ワイルドで行こう
 ふと琴子も彼の目を探して見つめる。彼の瞳の中にまだ不安そうな色合いを見てしまう。なんでもきっぱり決められる人なのに。どうして。琴子にこんなに触れてくれるのに、こんな時だけ迷いを見せるの。
 だから琴子からスカートのホックを外して床に落とした。落ちたスカートの輪の中から歩み出て、英児にぴったりと抱きつく。
 彼の深い吐息が琴子の耳に落ちてくる。ホッとしたような、そして感激したような吐息だと思いたい。でもそれは信じても良いようで、彼がきつく琴子の頭を肩先に抱き寄せ頬ずりをしてくれた。
 灯台の光が二人を映したり消したり……。そんな暗がりの狭い部屋で互いの肌を探る。
 英児は琴子のブラウスのボタンを外し、琴子は彼のティシャツをめくり上げて熱い肌を露わにし、男の胸先に大胆なキスをしていた。

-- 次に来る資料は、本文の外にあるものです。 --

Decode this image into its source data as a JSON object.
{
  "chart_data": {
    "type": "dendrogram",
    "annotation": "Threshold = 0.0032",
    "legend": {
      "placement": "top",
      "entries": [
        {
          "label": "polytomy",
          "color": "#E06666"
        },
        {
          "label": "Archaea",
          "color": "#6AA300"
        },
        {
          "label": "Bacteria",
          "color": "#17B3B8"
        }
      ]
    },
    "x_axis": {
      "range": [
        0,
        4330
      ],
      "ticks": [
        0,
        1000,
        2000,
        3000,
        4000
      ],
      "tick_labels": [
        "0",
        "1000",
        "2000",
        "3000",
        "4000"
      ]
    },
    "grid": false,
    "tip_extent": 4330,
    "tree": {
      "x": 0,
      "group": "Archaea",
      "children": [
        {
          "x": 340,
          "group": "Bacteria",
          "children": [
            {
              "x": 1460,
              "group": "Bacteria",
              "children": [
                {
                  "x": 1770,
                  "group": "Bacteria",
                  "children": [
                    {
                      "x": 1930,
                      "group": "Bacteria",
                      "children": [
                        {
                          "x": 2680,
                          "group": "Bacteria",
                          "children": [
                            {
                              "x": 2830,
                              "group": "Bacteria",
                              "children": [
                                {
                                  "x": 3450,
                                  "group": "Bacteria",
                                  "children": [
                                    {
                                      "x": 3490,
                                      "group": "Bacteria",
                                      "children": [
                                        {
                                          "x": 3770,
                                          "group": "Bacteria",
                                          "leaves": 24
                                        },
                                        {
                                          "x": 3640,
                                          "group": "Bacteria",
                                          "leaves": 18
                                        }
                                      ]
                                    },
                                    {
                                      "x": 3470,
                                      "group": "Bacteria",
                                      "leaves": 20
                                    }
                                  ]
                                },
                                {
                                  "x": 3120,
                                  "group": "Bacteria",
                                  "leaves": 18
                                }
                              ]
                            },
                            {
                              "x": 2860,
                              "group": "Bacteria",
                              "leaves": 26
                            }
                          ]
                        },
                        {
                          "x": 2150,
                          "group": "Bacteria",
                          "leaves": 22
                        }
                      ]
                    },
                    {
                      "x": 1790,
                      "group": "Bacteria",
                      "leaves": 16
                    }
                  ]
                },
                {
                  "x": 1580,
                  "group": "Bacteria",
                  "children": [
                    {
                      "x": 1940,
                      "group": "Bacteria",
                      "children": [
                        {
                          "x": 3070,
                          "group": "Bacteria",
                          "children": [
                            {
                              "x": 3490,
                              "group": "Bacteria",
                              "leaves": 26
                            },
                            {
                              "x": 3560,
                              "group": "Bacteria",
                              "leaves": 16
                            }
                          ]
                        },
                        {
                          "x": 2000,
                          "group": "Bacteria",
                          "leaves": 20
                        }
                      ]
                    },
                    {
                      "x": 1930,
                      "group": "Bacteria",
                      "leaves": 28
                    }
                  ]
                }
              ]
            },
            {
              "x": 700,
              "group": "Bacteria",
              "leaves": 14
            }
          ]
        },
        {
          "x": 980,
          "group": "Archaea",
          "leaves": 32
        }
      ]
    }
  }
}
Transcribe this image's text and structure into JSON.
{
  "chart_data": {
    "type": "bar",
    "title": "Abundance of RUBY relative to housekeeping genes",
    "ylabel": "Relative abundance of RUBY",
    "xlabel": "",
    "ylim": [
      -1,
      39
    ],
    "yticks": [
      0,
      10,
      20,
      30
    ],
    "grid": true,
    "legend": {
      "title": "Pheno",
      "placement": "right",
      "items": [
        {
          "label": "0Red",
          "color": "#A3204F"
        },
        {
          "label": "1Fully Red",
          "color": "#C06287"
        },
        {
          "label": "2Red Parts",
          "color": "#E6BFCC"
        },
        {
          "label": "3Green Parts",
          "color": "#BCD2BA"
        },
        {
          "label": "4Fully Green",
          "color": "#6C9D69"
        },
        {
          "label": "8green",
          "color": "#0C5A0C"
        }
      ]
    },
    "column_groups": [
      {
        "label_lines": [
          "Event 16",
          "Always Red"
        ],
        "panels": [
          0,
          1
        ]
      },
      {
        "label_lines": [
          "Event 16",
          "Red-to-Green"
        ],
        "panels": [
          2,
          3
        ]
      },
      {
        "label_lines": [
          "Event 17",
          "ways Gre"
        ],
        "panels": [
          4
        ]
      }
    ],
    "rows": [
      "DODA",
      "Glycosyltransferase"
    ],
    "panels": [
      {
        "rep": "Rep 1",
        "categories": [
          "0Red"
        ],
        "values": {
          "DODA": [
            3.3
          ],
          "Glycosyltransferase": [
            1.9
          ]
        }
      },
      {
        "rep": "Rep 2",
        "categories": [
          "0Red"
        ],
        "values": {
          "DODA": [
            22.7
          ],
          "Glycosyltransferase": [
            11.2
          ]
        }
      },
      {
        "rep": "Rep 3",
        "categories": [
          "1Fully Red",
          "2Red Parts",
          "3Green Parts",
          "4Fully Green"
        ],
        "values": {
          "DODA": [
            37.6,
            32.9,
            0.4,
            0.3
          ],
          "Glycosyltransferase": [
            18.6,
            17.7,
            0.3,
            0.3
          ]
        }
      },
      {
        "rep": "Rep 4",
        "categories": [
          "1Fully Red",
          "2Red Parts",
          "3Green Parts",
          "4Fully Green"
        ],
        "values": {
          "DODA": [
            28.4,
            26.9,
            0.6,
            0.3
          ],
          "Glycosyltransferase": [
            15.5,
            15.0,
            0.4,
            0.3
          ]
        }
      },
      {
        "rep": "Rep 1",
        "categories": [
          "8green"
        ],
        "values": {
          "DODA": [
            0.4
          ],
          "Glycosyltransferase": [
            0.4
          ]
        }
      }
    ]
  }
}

 ――あの夕立を思い出している。雨に透けた彼の肌。そして今日も汗と体臭と、メンズトワレの残り香。そして今日は、体温。彼の温度を『唇』という名の『触覚』が、新たに彼のモノとして琴子の五感に記憶する。
 記憶したいから、優しいキスなんかじゃない。それこそ、もう琴子は思い通りに欲するままに吸っていたんだと思う。匂いだけじゃイヤ。体温を知っても物足りない。貴方をもっと知りたい。貴方の肌の味だって――。それでも初めてだから、まだ恥じらいが残っていて微かに舌先で味わっただけ。
 彼の『嘘だろ』という小さなうめき。琴子がこんなことするはずない……と思ったのか。『こんなこと、したらいけなかった』なんて尋ねようとは思わなかった。その代わり、向こうを本気にさせてしまったみたいで、彼にブラウスを荒っぽく左右に開かれてしまう。レエスのランジェリーが露わにされた姿で窓横の壁に押さえつけられる。